In March, the Publishers Information Bureau reported that Glamour had a 22.3 percent drop in ad pages over last year, while revenue fell 14.1 percent during the same period. Glamour’s circulation is about 2.2 million.

By contrast, Joe Landry, publisher of both Out and The Advocate, said advertising booked for the June issue of Out will make that edition its biggest issue ever. The monthly publication is reporting a 52 percent increase in its June ad pages over the year earlier.

“Advertisers are increasingly understanding the value of this market, and they are getting more comfortable advertising as society changes its view of gays,” he said.

Adding readers

Out, purchased four years ago by Los Angeles-based LPI Media, had paid circulation through Dec. 31 of 116,700, modestly higher than the year earlier. The Advocate had paid circulation of 107,600 last year, up from 106,000 in 2002. All figures are unaudited.

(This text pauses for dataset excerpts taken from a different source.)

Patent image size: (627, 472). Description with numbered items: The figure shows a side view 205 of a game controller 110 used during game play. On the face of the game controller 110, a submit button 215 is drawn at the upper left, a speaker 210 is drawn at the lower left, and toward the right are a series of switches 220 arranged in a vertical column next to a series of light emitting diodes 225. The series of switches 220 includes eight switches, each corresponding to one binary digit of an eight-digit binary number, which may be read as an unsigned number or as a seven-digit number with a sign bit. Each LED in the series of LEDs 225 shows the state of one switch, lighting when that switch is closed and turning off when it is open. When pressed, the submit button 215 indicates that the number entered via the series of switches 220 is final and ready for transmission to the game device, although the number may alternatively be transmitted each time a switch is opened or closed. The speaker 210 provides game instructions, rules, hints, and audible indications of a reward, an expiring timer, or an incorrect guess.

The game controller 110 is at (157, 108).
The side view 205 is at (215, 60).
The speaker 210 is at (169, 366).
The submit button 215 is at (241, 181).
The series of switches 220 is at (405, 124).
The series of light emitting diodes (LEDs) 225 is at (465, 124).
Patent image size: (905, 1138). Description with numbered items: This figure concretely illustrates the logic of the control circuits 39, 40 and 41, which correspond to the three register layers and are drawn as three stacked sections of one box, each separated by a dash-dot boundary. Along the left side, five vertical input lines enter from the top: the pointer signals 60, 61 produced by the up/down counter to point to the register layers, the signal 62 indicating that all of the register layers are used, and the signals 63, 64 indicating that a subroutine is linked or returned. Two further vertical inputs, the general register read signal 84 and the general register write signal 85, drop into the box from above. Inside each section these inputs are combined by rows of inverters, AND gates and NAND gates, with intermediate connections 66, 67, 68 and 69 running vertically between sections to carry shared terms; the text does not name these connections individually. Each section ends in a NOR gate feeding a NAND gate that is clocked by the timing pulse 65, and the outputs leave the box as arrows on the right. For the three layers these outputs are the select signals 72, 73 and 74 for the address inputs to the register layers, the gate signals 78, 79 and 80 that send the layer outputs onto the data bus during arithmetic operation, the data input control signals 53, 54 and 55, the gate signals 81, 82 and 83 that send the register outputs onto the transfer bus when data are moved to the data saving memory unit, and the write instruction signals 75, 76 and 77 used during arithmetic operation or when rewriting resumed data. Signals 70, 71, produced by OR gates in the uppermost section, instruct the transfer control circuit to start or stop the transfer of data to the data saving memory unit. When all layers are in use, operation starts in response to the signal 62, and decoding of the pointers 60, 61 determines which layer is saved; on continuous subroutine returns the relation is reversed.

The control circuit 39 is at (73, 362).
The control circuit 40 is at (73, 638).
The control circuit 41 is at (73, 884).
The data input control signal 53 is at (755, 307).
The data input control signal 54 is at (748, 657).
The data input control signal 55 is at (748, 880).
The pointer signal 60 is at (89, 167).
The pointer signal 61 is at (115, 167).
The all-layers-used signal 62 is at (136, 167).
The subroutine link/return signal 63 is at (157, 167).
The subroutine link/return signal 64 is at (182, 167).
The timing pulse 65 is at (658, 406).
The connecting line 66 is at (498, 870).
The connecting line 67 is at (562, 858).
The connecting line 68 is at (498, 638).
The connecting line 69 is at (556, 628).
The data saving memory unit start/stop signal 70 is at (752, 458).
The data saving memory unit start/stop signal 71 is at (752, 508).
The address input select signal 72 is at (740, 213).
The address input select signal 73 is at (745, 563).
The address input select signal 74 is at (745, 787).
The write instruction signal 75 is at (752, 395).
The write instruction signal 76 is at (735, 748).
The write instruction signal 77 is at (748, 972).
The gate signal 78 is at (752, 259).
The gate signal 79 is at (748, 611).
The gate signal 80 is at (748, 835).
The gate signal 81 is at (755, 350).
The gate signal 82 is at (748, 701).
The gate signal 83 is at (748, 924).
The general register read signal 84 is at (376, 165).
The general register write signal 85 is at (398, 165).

The same encouraging outlook is true for the luxury lifestyle magazine Robb Report, whose parent is Malibu-based CurtCo Robb Media LLC.

It reported March revenue growth of 29.5 percent over last year. Ad pages grew 23.9 percent to 85.50 pages in March compared with last year, according to the Publishers Information Bureau.

In the first four months, Robb Report sold 334 ad pages, up 8 percent over the like period a year ago. “We have not experienced a slump in our business,” said James Dimonekas, vice president and associate publisher of Robb Report. “Our reader is very much about quality and value, not about price.”

The success of niche magazines has emboldened new ventures as well. Tribune Co., owner of the L.A. Times, late last year rolled out Distinction, a controlled circulation magazine targeting high net-worth Angelenos. (The publication has stumbled, however, going through two editors and a redesign in its first six months.)